Normal Distribution

Author

Jose Toledo Luna

last updated

July 21, 2024

Required Packages

library(ggplot2)
library(patchwork)

theme_set(theme_bw())
theme_replace(panel.grid.minor = element_blank(),
              panel.grid.major = element_blank())

Normal Distribution

One of the most important and widely used continuous distribution is the Normal distribution, or Gaussian distribution.

Let \(X \sim N(\mu,\sigma)\) be a random variable following a normal distribution with mean \(\mu\) and standard deviation \(\sigma\). In R, the following functions described in the table below, allows us to summarize the function relating to the normal distribution

Function	Description
dnorm	Normal density (Probability Density Function)
pnorm	Normal distribution (Cumulative Distribution Function)
qnorm	Quantile function of the Normal distribution
rnorm	Normal random number generation

By default, all of the functions above consider the standard Normal distribution, which has a mean of zero and a standard deviation of one, \(X \sim N(0,1)\)

dnorm

The density function for a normal distribution with mean \(\mu\) and standard deviation \(\sigma\) is

\[ f(x) = \frac{1}{\sigma \sqrt{2\pi}} \exp{\left( -\frac{1}{2\sigma^2 }(x-\mu)^2 \right)} \] for \(-\infty < x < \infty\)

We can use dnorm() function to calculate the density function, i.e \(f(x)\), for a grid of \(x\) values from any normal distribution with mean \(\mu\) and standard deviation \(\sigma\)

For example, we can calculate \(f(0)\) from a standard normal distribution

dnorm(x = 0,mean = 0,sd = 1)

#> [1] 0.3989423

Consider evaluating \(f(x)\) for \(x \in [1,10]\) with mean 1 and standard deviation of 3

dnorm(x=1:10,mean = 1,sd = 3)

#>  [1] 0.132980760 0.125794409 0.106482669 0.080656908 0.054670025 0.033159046
#>  [7] 0.017996989 0.008740630 0.003798662 0.001477283

pnorm

The pnorm() function gives the Cumulative Distribution Function (CDF) of the Normal distribution, which is the probability that the variable \(X\) takes a value less than or equal to \(x\).

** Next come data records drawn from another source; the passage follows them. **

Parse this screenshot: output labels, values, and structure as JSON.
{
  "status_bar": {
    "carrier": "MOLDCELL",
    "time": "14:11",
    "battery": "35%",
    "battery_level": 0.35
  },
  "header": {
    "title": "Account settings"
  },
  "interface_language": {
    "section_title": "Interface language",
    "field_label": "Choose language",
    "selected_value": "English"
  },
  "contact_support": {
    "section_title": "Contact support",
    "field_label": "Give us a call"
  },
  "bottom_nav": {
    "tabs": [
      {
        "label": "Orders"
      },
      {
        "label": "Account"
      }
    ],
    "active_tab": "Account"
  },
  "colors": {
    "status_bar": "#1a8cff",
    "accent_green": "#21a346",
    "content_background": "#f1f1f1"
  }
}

Mathematically, \(F_X(x) = P(X \leq x)\).

For any continuous distribution \(P(X = x)=0\), so equivalently the CDF is \(P(X \leq x) = P(X < x)\).

Consider the standard normal distribution, since this distribution is symmetrical centered around \(\mu=0\) then \(P(X \leq 0) = 0.5\). We can verify this result using pnorm as follows

pnorm(0,mean = 0, sd = 1)

#> [1] 0.5

Example: Suppose \(X\) is the SAT-M score which has a normal distribution with a mean of 507 and standard deviation of 111. What is the probability of scoring less than 700 on the SAT-M?

Show Code

prob1 <- round(pnorm(700, mean=507, sd=111) * 100,2)
plt1 <- ggplot(data.frame(x = c(150,900)), aes(x)) +
  stat_function(fun = dnorm,
                geom = "line",
                xlim = c(150,900),
                args = list(mean = 507,sd = 111)) +
  stat_function(fun = dnorm,
                geom = "area",
                fill = 'steelblue',
                alpha =0.3,
                xlim = c(150, 700),
                args = list(mean = 507,sd = 111))+
  annotate("text", x = 510, y = 0.0015, 
           label = paste0(prob1,'%'),
           size = 8)+
  geom_vline(xintercept = 700,linetype =2)+
  labs(x = '',y= 'Density')

That is \(P(X < 700)\),

pnorm(700, mean=507, sd=111)

#> [1] 0.9589596

What about the probability of scoring greater than 700?

Show Code

prob2 <- round(pnorm(700, mean=507, sd=111,
                     lower.tail = FALSE)*100,2)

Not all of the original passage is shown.